ODの実践は一見、極めてシンプルです。クライアントやその家族から電話などで支援要請を受けたら24時間以内に治療チームが結成され、クライアントの自宅を訪問。治療チームと本人、家族、友人知人らの関係者が車座になって対話が行われます。
この対話においてはすべての参加者に平等に発言の機会が与えられます。ミーティングは1回につき1時間から1時間半程度で、ミーティングの最後にファシリテーターが結論をまとめます。本人抜きではいかなる決定もされないこともODの重要な原則です。何も決まらなければ「何も決まらなかったこと」が確認されることになります。このミーティングはクライアントの状態が改善するまで、ほぼ毎日のように続けられる場合もあります。
このようにODの特色は治療者側が「チーム」で介入する点にあります。チームは精神科医、看護師、臨床心理士などで構成されますが、チーム内での序列はありません。皆が自律したセラピストとして対等の立場で対話に加わります。
そして、今後の治療方針を決める治療者同士の話し合いも患者側の前で行われます。これは「リフレクティング reflecting」と呼ばれる家族療法家のトム・アンデルセンによって開発された技法です。診断、見通し、治療方針に関する議論を全て患者の前で開示することで、さらなる対話が促進され患者の意思決定も容易になるということです。
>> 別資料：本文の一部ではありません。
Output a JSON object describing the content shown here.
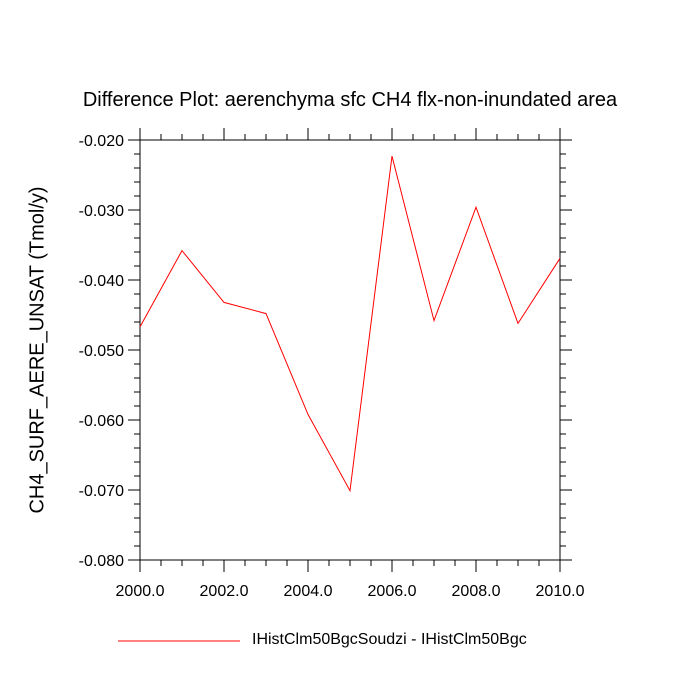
{
  "chart_data": {
    "type": "line",
    "title": "Difference Plot: aerenchyma sfc CH4 flx-non-inundated area",
    "ylabel": "CH4_SURF_AERE_UNSAT  (Tmol/y)",
    "xlabel": "",
    "xlim": [
      2000,
      2010
    ],
    "ylim": [
      -0.08,
      -0.02
    ],
    "x_ticks": [
      2000,
      2002,
      2004,
      2006,
      2008,
      2010
    ],
    "x_tick_labels": [
      "2000.0",
      "2002.0",
      "2004.0",
      "2006.0",
      "2008.0",
      "2010.0"
    ],
    "y_ticks": [
      -0.02,
      -0.03,
      -0.04,
      -0.05,
      -0.06,
      -0.07,
      -0.08
    ],
    "y_tick_labels": [
      "-0.020",
      "-0.030",
      "-0.040",
      "-0.050",
      "-0.060",
      "-0.070",
      "-0.080"
    ],
    "grid": false,
    "legend_position": "bottom",
    "series": [
      {
        "name": "IHistClm50BgcSoudzi - IHistClm50Bgc",
        "color": "#ff0000",
        "x": [
          2000,
          2001,
          2002,
          2003,
          2004,
          2005,
          2006,
          2007,
          2008,
          2009,
          2010
        ],
        "values": [
          -0.0467,
          -0.0358,
          -0.0432,
          -0.0448,
          -0.0592,
          -0.0701,
          -0.0223,
          -0.0458,
          -0.0296,
          -0.0462,
          -0.0369
        ]
      }
    ]
  }
}
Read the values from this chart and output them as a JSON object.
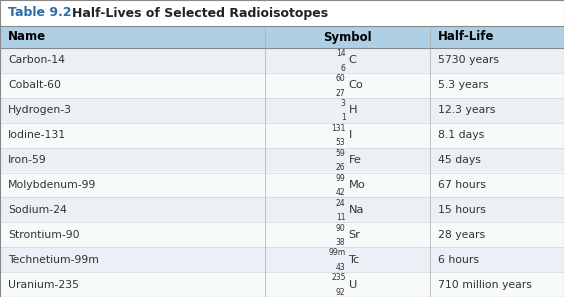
{
  "title_prefix": "Table 9.2",
  "title_text": "Half-Lives of Selected Radioisotopes",
  "title_color": "#2E6DA4",
  "header_bg": "#AECFE4",
  "row_bg_odd": "#EAF0F5",
  "row_bg_even": "#F7FAFB",
  "header_text_color": "#000000",
  "body_text_color": "#333333",
  "col_headers": [
    "Name",
    "Symbol",
    "Half-Life"
  ],
  "rows": [
    {
      "name": "Carbon-14",
      "mass": "14",
      "atomic": "6",
      "elem": "C",
      "halflife": "5730 years"
    },
    {
      "name": "Cobalt-60",
      "mass": "60",
      "atomic": "27",
      "elem": "Co",
      "halflife": "5.3 years"
    },
    {
      "name": "Hydrogen-3",
      "mass": "3",
      "atomic": "1",
      "elem": "H",
      "halflife": "12.3 years"
    },
    {
      "name": "Iodine-131",
      "mass": "131",
      "atomic": "53",
      "elem": "I",
      "halflife": "8.1 days"
    },
    {
      "name": "Iron-59",
      "mass": "59",
      "atomic": "26",
      "elem": "Fe",
      "halflife": "45 days"
    },
    {
      "name": "Molybdenum-99",
      "mass": "99",
      "atomic": "42",
      "elem": "Mo",
      "halflife": "67 hours"
    },
    {
      "name": "Sodium-24",
      "mass": "24",
      "atomic": "11",
      "elem": "Na",
      "halflife": "15 hours"
    },
    {
      "name": "Strontium-90",
      "mass": "90",
      "atomic": "38",
      "elem": "Sr",
      "halflife": "28 years"
    },
    {
      "name": "Technetium-99m",
      "mass": "99m",
      "atomic": "43",
      "elem": "Tc",
      "halflife": "6 hours"
    },
    {
      "name": "Uranium-235",
      "mass": "235",
      "atomic": "92",
      "elem": "U",
      "halflife": "710 million years"
    }
  ]
}
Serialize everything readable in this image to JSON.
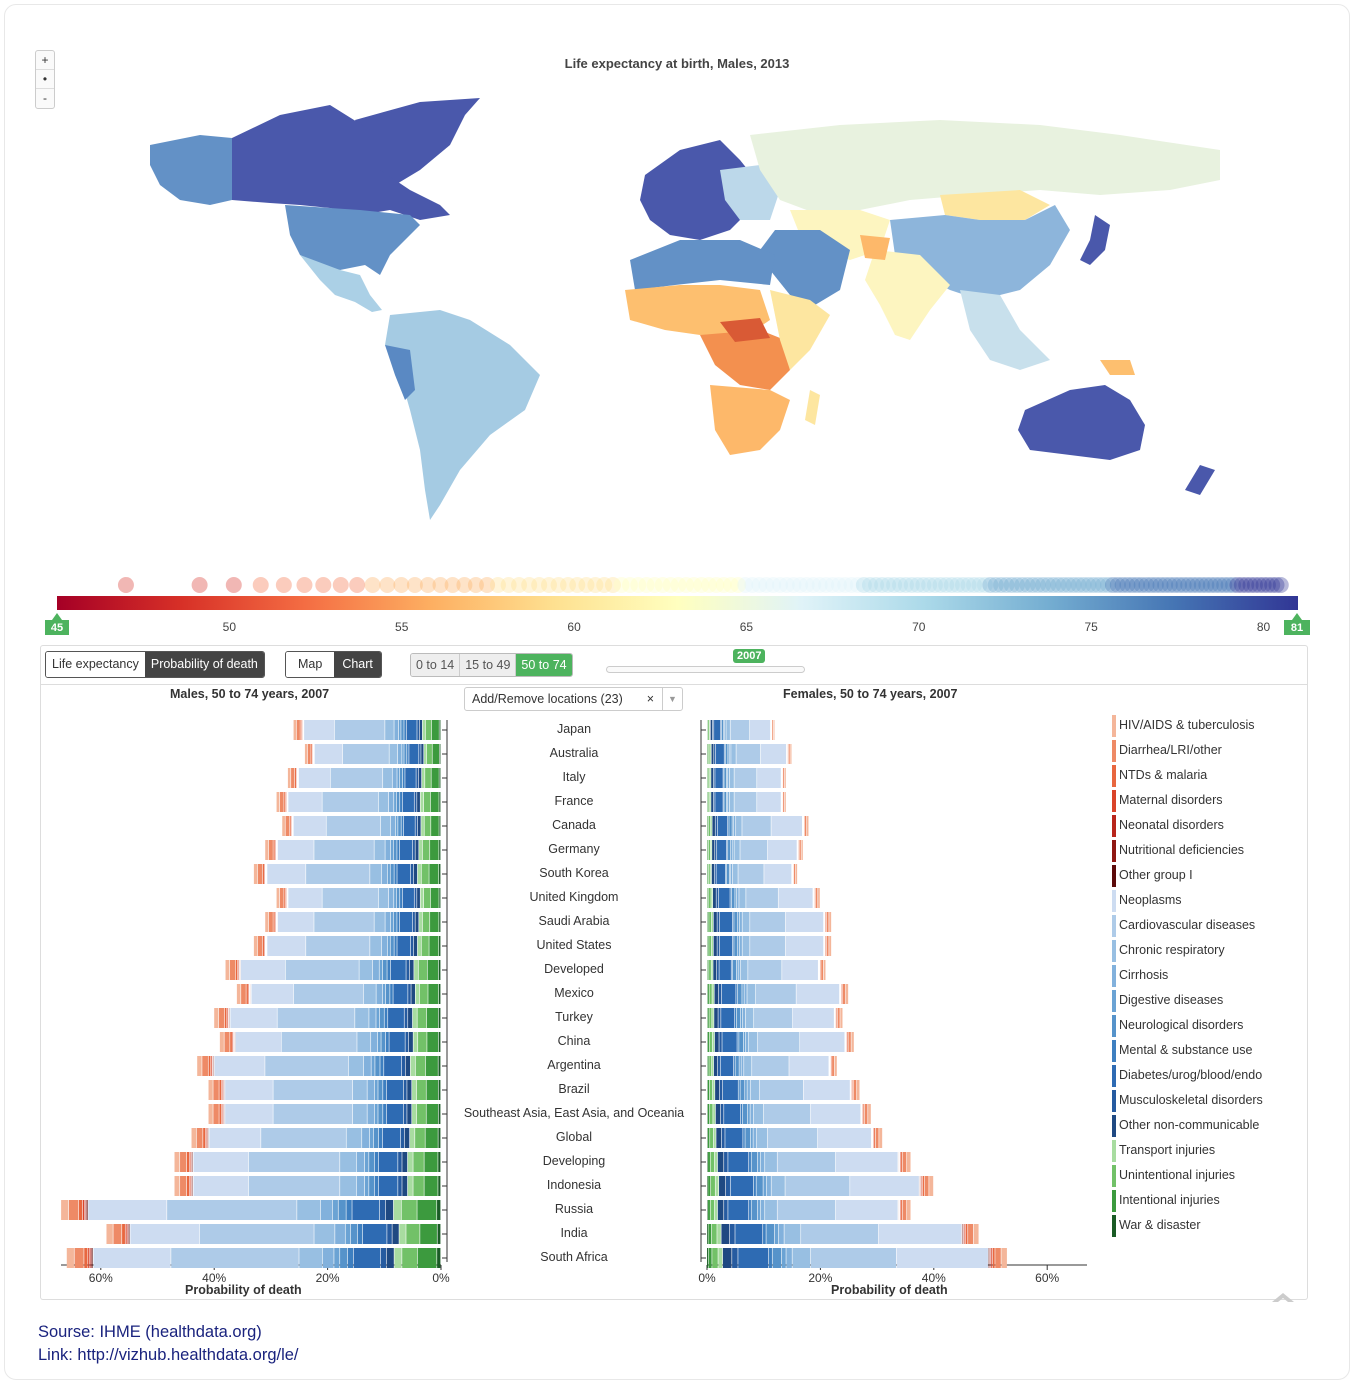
{
  "map": {
    "title": "Life expectancy at birth, Males, 2013",
    "zoom": {
      "plus": "+",
      "reset": "•",
      "minus": "-"
    }
  },
  "legend": {
    "min": "45",
    "max": "81",
    "ticks": [
      "50",
      "55",
      "60",
      "65",
      "70",
      "75",
      "80"
    ],
    "colors": [
      "#a50026",
      "#d73027",
      "#f46d43",
      "#fdae61",
      "#fee090",
      "#ffffbf",
      "#e0f3f8",
      "#abd9e9",
      "#74add1",
      "#4575b4",
      "#313695"
    ]
  },
  "controls": {
    "measure_tabs": [
      {
        "label": "Life expectancy",
        "active": false
      },
      {
        "label": "Probability of death",
        "active": true
      }
    ],
    "view_tabs": [
      {
        "label": "Map",
        "active": false
      },
      {
        "label": "Chart",
        "active": true
      }
    ],
    "age_groups": [
      {
        "label": "0 to 14",
        "active": false
      },
      {
        "label": "15 to 49",
        "active": false
      },
      {
        "label": "50 to 74",
        "active": true
      }
    ],
    "year": "2007",
    "locations_dropdown": "Add/Remove locations (23)",
    "clear_glyph": "×"
  },
  "chart_data": [
    {
      "type": "bar",
      "orientation": "horizontal",
      "stacked": true,
      "title": "Males, 50 to 74 years, 2007",
      "xlabel": "Probability of death",
      "xlim": [
        0,
        0.67
      ],
      "x_ticks": [
        "60%",
        "40%",
        "20%",
        "0%"
      ],
      "categories": [
        "Japan",
        "Australia",
        "Italy",
        "France",
        "Canada",
        "Germany",
        "South Korea",
        "United Kingdom",
        "Saudi Arabia",
        "United States",
        "Developed",
        "Mexico",
        "Turkey",
        "China",
        "Argentina",
        "Brazil",
        "Southeast Asia, East Asia, and Oceania",
        "Global",
        "Developing",
        "Indonesia",
        "Russia",
        "India",
        "South Africa"
      ],
      "totals": [
        0.26,
        0.24,
        0.27,
        0.29,
        0.28,
        0.31,
        0.33,
        0.29,
        0.31,
        0.33,
        0.38,
        0.36,
        0.4,
        0.39,
        0.43,
        0.41,
        0.41,
        0.44,
        0.47,
        0.47,
        0.67,
        0.59,
        0.66
      ]
    },
    {
      "type": "bar",
      "orientation": "horizontal",
      "stacked": true,
      "title": "Females, 50 to 74 years, 2007",
      "xlabel": "Probability of death",
      "xlim": [
        0,
        0.67
      ],
      "x_ticks": [
        "0%",
        "20%",
        "40%",
        "60%"
      ],
      "categories": [
        "Japan",
        "Australia",
        "Italy",
        "France",
        "Canada",
        "Germany",
        "South Korea",
        "United Kingdom",
        "Saudi Arabia",
        "United States",
        "Developed",
        "Mexico",
        "Turkey",
        "China",
        "Argentina",
        "Brazil",
        "Southeast Asia, East Asia, and Oceania",
        "Global",
        "Developing",
        "Indonesia",
        "Russia",
        "India",
        "South Africa"
      ],
      "totals": [
        0.12,
        0.15,
        0.14,
        0.14,
        0.18,
        0.17,
        0.16,
        0.2,
        0.22,
        0.22,
        0.21,
        0.25,
        0.24,
        0.26,
        0.23,
        0.27,
        0.29,
        0.31,
        0.36,
        0.4,
        0.36,
        0.48,
        0.53
      ]
    }
  ],
  "causes": [
    {
      "label": "HIV/AIDS & tuberculosis",
      "color": "#f4b69a"
    },
    {
      "label": "Diarrhea/LRI/other",
      "color": "#ee8a66"
    },
    {
      "label": "NTDs & malaria",
      "color": "#e8673f"
    },
    {
      "label": "Maternal disorders",
      "color": "#d9442a"
    },
    {
      "label": "Neonatal disorders",
      "color": "#b8251b"
    },
    {
      "label": "Nutritional deficiencies",
      "color": "#8f1712"
    },
    {
      "label": "Other group I",
      "color": "#5c0a0a"
    },
    {
      "label": "Neoplasms",
      "color": "#cddcf1"
    },
    {
      "label": "Cardiovascular diseases",
      "color": "#aecbe8"
    },
    {
      "label": "Chronic respiratory",
      "color": "#98bfe2"
    },
    {
      "label": "Cirrhosis",
      "color": "#82b1dc"
    },
    {
      "label": "Digestive diseases",
      "color": "#6ba3d4"
    },
    {
      "label": "Neurological disorders",
      "color": "#5693ca"
    },
    {
      "label": "Mental & substance use",
      "color": "#3e7fc0"
    },
    {
      "label": "Diabetes/urog/blood/endo",
      "color": "#2e6bb3"
    },
    {
      "label": "Musculoskeletal disorders",
      "color": "#265ba0"
    },
    {
      "label": "Other non-communicable",
      "color": "#1f4982"
    },
    {
      "label": "Transport injuries",
      "color": "#a8dca0"
    },
    {
      "label": "Unintentional injuries",
      "color": "#72c168"
    },
    {
      "label": "Intentional injuries",
      "color": "#3c9a3e"
    },
    {
      "label": "War & disaster",
      "color": "#1a5b25"
    }
  ],
  "footer": {
    "source": "Sourse: IHME (healthdata.org)",
    "link": "Link: http://vizhub.healthdata.org/le/"
  }
}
こうしてODでは対話の場に参加者の言葉が投入されることで、自律性的に作動する対話システム(対話クラウド)が形成されていきます。こうした対話システムが作動する目的はその作動それ自体がであり、その結果として患者の中で「新しい現実」が創出され、その副産物、ないし廃棄物として症状の改善や治癒が降ってくるというイメージです。では、このようなオープンダイアローグという対話システムはいかなる治療原理によって作動し、そこではいかなる主体が現れ出る空間として把握されうるのでしょうか。
* 精神分析との比較から考える
この点、松本卓也氏は「精神分析とオープンダイアローグ」(2022)という論考(初出:石原孝二・斎藤環編『オープンダイアローグ 思想と哲学』)で精神分析との比較からODの特性を際立たせています。精神分析とODの相違はまず何よりもそれぞれの臨床が行われる空間配置にあります。よく知られるように精神分析の創始者ジークムント・フロイトはごく初期には対面法(治療者と患者が相対するような形で面接を行う方法)を用いていましたが、のちに患者を寝椅子(カウチ)に横たわらせ、治療者はその傍らに座るという特異な空間配置(背面式自由連想法)を用いるようになりました。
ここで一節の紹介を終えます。